La retraite progressive, pensez-y !

Avec 15 911 bénéficiaires au 31 décembre 2017, le départ progressif à la retraite séduit bon nombre de futurs retraités. Il permet une transition plus douce vers la retraite sans grande contrepartie financière. Le point sur les conditions d’accès et les atouts du dispositif.

La retraite progressive, pensez-y !

Qu'est-ce que la retraite progressive ?

La retraite progressive, également appelée retraite partielle, est un dispositif permettant aux salariés d’au moins 60 ans de continuer à travailler à temps partiel (entre 40 % et 80 %) tout en percevant une partie de leur retraite. La portion de retraite perçue est proportionnelle au temps travaillé : plus ce temps sera important, plus la pension versée sera faible, et inversement. Pour effectuer sa demande, le salarié doit obtenir l’accord de son employeur qui remplit alors une attestation. Si le salarié est déjà à temps partiel, l’accord préalable de l’employeur n’est pas nécessaire.

La loi du 20 janvier 2014 a permis d’assouplir les conditions d’accès à la retraite progressive, entraînant une augmentation considérable du nombre de bénéficiaires. Il est ainsi passé d’environ 3 000 en 2014 à plus de 15 000 en 2017. En effet, avant 2015, il fallait attendre l’âge légal de départ à la retraite pour en bénéficier.

Comment bénéficier de la retraite progressive ?

 

Conditions pour bénéficier de la retraite progressive

Avoir au moins 60 ans

Justifier d'au moins 150 trimestres validés

Travailler à temps partiel avec un temps de travail compris entre 40 % et 80 % de la durée de travail dans l’entreprise

 

Depuis le 1er janvier 2018 et la loi de financement de la Sécurité sociale, les salariés exerçant plusieurs activités salariées peuvent également bénéficier de la retraite progressive. Pour cela, la durée de travail doit rester comprise entre 40 % et 80 % du temps de travail. Cette mesure est notamment profitable aux assistantes maternelles et aides à domicile qui travaillent pour plusieurs employeurs.

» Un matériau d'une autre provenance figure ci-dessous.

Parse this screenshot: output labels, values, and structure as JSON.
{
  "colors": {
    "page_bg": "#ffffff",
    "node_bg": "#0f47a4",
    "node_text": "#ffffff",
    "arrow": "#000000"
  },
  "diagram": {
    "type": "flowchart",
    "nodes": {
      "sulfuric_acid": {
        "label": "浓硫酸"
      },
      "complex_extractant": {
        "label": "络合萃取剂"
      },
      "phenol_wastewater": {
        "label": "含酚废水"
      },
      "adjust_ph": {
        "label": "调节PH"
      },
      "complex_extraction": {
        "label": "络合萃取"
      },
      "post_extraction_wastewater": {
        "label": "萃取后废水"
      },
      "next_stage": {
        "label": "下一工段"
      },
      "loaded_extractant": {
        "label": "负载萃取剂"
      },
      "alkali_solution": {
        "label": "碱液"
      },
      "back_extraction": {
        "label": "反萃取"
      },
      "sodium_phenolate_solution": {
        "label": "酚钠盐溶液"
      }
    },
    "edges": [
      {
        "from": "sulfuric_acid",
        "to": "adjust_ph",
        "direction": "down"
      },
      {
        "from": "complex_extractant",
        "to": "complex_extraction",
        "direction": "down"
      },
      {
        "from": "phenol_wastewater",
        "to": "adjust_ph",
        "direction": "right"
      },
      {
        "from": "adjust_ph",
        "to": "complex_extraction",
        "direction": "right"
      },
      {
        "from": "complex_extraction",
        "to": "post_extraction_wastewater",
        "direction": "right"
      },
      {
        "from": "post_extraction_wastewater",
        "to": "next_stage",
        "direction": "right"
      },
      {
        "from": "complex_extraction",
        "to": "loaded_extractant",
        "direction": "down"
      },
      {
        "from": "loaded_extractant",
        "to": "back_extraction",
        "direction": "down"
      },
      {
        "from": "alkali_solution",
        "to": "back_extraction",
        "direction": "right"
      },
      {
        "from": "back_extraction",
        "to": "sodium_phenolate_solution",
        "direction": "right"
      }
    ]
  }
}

A l’inverse, les VRP (sauf dans les cas exceptionnels où ils sont soumis à un horaire de travail précis), artisans taxi affiliés à l’assurance volontaire, les mandataires sociaux ou encore les dirigeants de sociétés commerciales qui n'ont pas le statut de salarié ne peuvent pas bénéficier du dipositif de retraite progressive. 

En effet, la durée de l’activité à temps partiel de ces professions n’est  pas décomptée en heures.

Les atouts de la retraite progressive

La retraite progressive permet une transition plus douce vers la retraite sans contrepartie financière. C’est là le principal avantage : le bénéficiaire travaille moins tout en percevant une partie de sa retraite, permettant ainsi une compensation partielle de la baisse de ses revenus. Pour résumer, il travaille moins mais gagne quasiment autant.

L’autre atout réside dans le fait que le salarié continue de cotiser, donc de valider des trimestres et d'acquérir des points de retraite complémentaire. Ces derniers seront pris en compte lors de son arrêt total d’activité. Percevoir une retraite progressive n’impacte donc en rien les futurs droits à la retraite. De plus, avec l’accord de l’employeur, le futur retraité a même la possibilité de continuer à cotiser sur la base d’un temps plein.

Enfin, en gardant un pied dans l’entreprise, le salarié en retraite progressive continue de bénéficier des avantages offerts par celle-ci : complémentaire santé, contrats collectifs de prévoyance ou encore les prestations du comité d’entreprise.